M. de Cormières déclara :

— J’ai vu, de mes yeux, un fantôme…

Au bord de l’eau, sous les lampes, après le dîner en plein air, on parlait de spiritisme et de médiumnité, de télépathie et de magie noire.

Les gens sérieux citaient les noms de Crookes, de Rochas et de Flammarion. Les gens spirituels blaguaient… Les uns disaient :

— C’est très simple…

Et ils expliquaient tout par le magnétisme, le truquage ou l’hallucination collective. Leurs hypothèses brillaient un instant, comme une allumette enflammée raye la paroi d’un abîme, et, quand ils se taisaient, le mystère demeurait tel qu’auparavant. Les autres recommençaient leurs pauvres plaisanteries… Et, seul, M. de Cormières n’avait rien dit encore, quand le silence imprévu se fit tout à coup, sans raison, ou par la raison d’un vague malaise qui montait et s’insinuait dans la pensée de ces fantoches, assez vains pour expliquer tout ou nier tout.

Alors, M. de Cormières parla. Et ce furent des rires :

— Un fantôme ?… Vraiment ?… Vous êtes sûr ?… Celui de la ville d’Alger, le bonhomme au diadème de cuivre qui avait un rideau pour suaire et pour colonne vertébrale un manche à balai ?… Vous l’avez vu, touché ?… Que disait-il ?… Avait-il un sexe, ce fantôme ?… Oui, le Succube… le Vampire femelle… L’a-t-on exorcisé ?…

M. de Cormières, renversé dans un fauteuil de jonc, faisait des gestes de négation et de mépris, qu’on devinait au point de feu mouvant de sa cigarette.
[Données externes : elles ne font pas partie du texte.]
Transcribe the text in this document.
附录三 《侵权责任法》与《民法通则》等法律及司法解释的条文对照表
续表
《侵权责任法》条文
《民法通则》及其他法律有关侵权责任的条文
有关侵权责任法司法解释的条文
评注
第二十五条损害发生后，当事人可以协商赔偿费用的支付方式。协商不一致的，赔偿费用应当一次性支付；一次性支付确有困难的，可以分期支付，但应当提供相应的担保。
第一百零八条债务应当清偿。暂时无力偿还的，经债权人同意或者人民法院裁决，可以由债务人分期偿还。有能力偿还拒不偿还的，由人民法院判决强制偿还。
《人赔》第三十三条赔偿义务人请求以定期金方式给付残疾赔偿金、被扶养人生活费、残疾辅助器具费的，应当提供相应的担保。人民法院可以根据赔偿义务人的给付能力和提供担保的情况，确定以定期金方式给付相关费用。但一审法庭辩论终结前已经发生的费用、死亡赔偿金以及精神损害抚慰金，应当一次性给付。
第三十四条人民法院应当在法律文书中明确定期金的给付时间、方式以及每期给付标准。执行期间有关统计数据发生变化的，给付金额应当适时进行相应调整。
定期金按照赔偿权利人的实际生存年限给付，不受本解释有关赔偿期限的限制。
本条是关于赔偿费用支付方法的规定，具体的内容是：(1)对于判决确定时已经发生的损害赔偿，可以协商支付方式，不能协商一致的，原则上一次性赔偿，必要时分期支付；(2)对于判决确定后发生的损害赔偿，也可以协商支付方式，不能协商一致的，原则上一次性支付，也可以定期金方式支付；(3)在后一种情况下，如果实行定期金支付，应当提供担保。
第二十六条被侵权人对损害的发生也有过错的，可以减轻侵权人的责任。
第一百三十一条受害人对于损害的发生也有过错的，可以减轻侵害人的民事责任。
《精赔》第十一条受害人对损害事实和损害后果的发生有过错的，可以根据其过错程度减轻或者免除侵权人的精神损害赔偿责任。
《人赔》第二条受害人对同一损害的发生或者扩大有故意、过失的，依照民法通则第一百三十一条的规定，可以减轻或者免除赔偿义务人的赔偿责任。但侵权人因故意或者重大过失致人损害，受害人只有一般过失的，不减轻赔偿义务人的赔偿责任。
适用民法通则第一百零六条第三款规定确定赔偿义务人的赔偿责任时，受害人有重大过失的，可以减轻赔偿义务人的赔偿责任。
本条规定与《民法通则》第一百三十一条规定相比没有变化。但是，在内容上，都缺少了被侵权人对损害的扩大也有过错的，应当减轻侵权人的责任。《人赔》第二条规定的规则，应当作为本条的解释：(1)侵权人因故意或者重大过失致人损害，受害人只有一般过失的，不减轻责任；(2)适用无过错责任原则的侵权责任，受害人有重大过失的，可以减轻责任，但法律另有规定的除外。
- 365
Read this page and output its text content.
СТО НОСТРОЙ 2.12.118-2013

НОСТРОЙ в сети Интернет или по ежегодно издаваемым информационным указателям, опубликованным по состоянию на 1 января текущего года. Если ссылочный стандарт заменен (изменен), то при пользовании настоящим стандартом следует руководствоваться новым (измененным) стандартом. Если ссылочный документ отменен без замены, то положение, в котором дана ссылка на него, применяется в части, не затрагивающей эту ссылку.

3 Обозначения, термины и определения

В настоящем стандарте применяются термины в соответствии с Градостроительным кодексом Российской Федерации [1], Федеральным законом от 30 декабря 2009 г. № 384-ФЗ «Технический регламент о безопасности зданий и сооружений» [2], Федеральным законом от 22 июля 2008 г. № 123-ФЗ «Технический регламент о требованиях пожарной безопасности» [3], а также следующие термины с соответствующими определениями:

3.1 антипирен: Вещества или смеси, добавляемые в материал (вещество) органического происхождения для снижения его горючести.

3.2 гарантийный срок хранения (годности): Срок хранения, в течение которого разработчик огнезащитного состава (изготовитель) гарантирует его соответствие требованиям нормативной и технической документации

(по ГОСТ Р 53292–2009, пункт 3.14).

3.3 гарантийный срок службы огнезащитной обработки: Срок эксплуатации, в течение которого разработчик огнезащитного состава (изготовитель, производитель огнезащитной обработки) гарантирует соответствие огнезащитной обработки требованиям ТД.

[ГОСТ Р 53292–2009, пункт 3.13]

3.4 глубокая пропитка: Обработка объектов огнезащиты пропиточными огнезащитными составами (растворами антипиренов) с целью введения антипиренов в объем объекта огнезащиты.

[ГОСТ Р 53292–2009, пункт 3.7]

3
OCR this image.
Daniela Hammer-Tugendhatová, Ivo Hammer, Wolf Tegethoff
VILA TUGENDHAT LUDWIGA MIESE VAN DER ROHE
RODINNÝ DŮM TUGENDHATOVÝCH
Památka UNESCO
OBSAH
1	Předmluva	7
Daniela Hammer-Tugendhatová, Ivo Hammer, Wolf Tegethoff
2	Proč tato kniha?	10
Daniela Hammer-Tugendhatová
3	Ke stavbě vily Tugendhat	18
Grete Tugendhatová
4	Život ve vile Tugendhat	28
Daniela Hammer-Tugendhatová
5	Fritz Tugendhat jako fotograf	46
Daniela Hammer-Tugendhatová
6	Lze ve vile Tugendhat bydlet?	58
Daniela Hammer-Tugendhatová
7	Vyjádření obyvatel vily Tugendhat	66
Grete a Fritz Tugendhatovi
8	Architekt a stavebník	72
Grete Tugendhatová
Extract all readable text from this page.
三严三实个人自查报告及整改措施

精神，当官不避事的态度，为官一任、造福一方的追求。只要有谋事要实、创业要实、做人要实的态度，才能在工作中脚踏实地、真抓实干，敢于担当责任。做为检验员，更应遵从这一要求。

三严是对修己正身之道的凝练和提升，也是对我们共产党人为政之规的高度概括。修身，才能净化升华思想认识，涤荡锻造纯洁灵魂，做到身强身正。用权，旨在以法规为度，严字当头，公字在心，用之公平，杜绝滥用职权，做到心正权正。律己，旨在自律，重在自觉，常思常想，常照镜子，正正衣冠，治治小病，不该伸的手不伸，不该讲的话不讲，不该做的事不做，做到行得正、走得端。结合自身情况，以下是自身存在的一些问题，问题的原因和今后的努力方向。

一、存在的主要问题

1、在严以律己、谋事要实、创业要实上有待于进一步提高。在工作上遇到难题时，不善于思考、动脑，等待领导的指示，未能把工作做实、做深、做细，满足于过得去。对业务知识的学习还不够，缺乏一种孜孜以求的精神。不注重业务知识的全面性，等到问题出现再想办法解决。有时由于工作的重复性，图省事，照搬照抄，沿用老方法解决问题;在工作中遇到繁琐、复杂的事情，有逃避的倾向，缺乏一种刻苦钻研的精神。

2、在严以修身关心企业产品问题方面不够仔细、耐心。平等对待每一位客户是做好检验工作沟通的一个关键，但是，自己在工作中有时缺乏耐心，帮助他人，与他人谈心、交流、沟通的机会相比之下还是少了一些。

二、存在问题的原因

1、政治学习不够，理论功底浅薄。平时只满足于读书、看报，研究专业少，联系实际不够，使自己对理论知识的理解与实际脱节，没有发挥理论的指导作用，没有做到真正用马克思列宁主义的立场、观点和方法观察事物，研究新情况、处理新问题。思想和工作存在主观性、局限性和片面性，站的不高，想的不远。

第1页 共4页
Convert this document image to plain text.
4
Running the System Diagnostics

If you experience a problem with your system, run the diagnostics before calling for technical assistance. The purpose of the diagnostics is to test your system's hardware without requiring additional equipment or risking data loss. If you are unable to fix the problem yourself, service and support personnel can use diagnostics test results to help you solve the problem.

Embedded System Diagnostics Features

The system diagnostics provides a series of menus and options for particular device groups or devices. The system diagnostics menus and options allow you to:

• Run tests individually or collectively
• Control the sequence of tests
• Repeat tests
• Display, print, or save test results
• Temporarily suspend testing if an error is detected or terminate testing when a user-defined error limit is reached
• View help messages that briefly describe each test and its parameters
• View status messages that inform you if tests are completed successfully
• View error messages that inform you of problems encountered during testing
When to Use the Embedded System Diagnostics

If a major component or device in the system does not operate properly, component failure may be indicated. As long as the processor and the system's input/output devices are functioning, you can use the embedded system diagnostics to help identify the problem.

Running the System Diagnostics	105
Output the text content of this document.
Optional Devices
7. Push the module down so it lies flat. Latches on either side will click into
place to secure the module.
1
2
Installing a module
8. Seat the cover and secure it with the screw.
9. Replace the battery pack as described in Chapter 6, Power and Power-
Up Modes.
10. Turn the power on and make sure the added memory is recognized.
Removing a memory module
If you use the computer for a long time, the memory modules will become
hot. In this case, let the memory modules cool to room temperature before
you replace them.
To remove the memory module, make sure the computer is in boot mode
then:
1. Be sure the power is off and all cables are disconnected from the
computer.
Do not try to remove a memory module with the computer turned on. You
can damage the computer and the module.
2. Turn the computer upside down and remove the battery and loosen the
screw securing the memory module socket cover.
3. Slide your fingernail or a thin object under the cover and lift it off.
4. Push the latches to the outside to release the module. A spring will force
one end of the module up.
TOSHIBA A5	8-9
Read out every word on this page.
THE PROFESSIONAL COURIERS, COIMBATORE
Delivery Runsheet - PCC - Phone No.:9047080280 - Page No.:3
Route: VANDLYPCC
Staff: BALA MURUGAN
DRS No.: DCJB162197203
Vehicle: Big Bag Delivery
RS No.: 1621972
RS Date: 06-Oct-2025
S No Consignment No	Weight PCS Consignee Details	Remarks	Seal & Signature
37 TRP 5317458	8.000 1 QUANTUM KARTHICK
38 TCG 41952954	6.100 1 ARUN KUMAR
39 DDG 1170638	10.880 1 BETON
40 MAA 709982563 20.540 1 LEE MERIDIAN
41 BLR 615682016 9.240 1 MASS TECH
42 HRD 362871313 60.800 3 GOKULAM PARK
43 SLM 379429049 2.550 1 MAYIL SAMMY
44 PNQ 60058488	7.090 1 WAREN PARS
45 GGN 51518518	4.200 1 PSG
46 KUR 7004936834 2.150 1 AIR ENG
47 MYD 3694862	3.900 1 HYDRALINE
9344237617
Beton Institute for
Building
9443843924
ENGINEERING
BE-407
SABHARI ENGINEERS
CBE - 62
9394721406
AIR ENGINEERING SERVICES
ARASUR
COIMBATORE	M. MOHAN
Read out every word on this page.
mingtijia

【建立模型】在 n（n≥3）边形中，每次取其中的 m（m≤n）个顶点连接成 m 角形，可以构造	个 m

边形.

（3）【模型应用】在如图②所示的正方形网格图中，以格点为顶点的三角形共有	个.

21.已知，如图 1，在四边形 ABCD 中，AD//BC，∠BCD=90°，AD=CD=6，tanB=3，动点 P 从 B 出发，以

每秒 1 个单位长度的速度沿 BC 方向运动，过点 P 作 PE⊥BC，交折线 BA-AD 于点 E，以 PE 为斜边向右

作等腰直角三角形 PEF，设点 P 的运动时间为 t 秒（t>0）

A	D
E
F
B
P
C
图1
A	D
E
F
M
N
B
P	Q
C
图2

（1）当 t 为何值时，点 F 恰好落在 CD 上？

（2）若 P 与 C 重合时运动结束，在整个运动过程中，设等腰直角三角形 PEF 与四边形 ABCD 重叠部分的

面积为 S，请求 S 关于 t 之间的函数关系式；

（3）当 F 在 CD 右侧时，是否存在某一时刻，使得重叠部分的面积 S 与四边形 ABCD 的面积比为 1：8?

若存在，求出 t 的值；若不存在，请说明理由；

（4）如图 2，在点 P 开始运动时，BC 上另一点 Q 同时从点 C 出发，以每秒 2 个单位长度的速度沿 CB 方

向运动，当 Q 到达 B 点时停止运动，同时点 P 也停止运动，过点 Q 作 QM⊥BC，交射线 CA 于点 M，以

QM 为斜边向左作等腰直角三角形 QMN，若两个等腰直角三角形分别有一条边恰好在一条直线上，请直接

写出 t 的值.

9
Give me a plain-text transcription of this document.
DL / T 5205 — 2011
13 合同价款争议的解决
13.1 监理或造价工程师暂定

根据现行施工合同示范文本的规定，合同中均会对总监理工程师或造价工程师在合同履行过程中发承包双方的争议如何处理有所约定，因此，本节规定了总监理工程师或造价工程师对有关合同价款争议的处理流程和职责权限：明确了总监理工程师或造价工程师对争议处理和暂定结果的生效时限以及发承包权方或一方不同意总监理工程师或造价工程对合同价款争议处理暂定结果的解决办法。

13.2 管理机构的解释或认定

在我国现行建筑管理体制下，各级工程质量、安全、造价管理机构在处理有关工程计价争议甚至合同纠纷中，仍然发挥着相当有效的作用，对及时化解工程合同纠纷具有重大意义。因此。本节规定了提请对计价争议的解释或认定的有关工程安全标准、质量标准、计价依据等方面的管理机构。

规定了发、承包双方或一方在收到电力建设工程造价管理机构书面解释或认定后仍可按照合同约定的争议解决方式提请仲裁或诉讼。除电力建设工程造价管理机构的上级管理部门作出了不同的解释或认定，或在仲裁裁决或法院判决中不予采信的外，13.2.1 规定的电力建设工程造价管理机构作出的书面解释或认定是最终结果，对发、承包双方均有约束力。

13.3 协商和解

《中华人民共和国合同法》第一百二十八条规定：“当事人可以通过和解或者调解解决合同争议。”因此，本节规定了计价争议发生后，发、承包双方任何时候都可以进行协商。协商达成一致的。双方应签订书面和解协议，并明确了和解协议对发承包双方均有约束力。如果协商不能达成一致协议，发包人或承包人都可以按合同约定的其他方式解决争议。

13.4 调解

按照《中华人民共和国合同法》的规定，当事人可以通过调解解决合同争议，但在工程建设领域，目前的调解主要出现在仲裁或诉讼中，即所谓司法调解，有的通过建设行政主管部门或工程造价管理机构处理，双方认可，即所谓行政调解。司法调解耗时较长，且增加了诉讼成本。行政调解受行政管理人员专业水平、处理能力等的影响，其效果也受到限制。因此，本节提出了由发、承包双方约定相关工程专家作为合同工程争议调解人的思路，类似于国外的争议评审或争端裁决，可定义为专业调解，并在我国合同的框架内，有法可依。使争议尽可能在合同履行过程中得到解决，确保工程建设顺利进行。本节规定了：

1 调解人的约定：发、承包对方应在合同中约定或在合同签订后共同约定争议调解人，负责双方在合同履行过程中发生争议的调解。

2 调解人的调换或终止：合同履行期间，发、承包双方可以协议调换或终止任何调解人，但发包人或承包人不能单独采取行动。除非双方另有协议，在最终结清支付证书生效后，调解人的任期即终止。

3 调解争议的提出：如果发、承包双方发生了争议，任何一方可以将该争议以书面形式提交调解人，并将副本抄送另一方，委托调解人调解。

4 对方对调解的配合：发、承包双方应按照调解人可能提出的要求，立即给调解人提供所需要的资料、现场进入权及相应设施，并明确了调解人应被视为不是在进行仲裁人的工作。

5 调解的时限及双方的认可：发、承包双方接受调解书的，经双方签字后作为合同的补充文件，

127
— Non… non… C’est très sérieux… Vous avez tort de parler ainsi de ces choses, légèrement, imprudemment… Affirmer, nier, quel courage !… Je n’ose… je n’ose défier l’inconnu… Sait-on la puissance d’un mot, la répercussion d’une pensée ?… Tout n’est pas vain dans les formules et les gestes du prêtre, du sorcier, du magnétiseur. Il y a peut-être, entre le monde visible et le monde invisible, des correspondances, des espèces d’ondes radiantes, comme entre les deux postes du télégraphe sans fil… Mais ceci est une image, et non pas une explication… Dieu me garde d’expliquer… Je dirai seulement comme Hamlet : « Il y a plus de choses entre la terre et le ciel, Horatio, que n’en connaît votre philosophie. »

Les femmes s’écrièrent :

— Parlez !… Vite, parlez !…

Blanches, dans le crépuscule verdissant, leurs coudes écrasaient les roses pâlies de la nappe. Et toutes ensemble frissonnaient déjà, croyant sentir, entre leurs épaules remontées, sur leur dos gras et demi-nu, la froide main de la Peur voluptueuse.

Et M. de Cormières parla pour elles, pour elles seules. Car les femmes n’ont pas d’ironie devant le mystère. Elles sont crédules et respectueuses, parce qu’elles sont des êtres intuitifs, qui sentent au lieu de comprendre. Leurs sens, affinés peut-être par les misères physiologiques et les tares mêmes du sexe, perçoivent, comme les sens des bêtes, certains avertissements, certains contacts de l’Inconnu ; chacune détient en elle un peu de la puissance sibylline, et leurs corps, leurs âmes passives, sont des logis hantés où règnent des forces ennemies.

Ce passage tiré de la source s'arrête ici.